Comme dit plus haut, je me suis perdue pendant la vie de Naga. J'ai pris le parti d'avancer sans me poser de questions, d'attendre de reprendre pied quelques pages plus tard. Je ne l'ai pas regretté : l'oeuvre se voit ensuite dans son ensemble lors de la conclusion. Je ne prétends pas avoir saisi toutes les subtilités de la trame, oh non, mais l'ensemble devient plus visible et cohérent.
-Moi je le conseille pas aux lecteurs qui cherchent un petit moment de détente tranquille. Ca va pas durer un petit moment et vous allez pas l'être, tranquille. Et je déconseille aussi si vous êtes très sensibles à la violence. Elle n'est jamais représentée de façon insoutenable, mais il y en a tout de même assez pour vous glacer jusqu'au tréfonds de vos moelles. »

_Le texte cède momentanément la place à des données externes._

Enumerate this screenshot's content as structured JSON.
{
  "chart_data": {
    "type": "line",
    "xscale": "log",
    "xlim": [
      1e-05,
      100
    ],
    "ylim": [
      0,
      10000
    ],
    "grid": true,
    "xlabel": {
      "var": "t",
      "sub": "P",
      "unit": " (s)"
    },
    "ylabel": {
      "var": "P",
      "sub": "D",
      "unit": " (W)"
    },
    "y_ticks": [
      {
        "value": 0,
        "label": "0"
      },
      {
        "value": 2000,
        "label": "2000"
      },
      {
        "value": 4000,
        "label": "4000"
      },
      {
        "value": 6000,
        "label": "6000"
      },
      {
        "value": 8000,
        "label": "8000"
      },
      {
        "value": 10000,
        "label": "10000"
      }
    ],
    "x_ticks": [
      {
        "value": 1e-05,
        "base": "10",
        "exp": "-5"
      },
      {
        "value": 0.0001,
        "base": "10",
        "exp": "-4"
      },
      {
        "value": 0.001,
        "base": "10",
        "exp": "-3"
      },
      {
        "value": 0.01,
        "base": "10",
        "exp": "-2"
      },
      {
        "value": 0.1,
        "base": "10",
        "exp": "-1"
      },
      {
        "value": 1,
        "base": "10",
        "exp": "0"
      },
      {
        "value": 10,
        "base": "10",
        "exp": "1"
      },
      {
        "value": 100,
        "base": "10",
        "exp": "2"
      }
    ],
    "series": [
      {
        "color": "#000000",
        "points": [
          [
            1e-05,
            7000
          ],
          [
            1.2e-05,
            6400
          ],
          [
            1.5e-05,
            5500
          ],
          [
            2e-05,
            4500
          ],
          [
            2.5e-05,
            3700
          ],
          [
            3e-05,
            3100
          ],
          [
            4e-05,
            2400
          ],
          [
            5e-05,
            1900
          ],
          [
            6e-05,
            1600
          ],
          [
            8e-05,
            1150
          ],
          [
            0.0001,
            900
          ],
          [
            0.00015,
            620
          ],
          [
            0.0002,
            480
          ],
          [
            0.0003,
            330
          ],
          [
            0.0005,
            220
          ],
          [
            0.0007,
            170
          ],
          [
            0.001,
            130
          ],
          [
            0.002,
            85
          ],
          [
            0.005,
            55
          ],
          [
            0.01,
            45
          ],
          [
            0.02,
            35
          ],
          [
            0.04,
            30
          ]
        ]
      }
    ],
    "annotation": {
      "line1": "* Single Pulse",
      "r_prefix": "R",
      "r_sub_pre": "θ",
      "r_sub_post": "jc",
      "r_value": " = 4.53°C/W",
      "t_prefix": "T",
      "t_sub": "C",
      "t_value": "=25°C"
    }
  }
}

*D'après la page Wikipedia anglophone, plus fournie que la francophone, le transgendérisme ne définit pas exactement la condition de hijra. Certaines le sont, en effet, à différents niveaux de transformation, mais il s'agirait plus d'un troisième genre que d'un changement total vers le genre opposé.
**Devdas : film emblématique de l'industrie bollywoodienne. Attention les yeux. The Lunchbox : film moins à succès, plus… intello on va dire.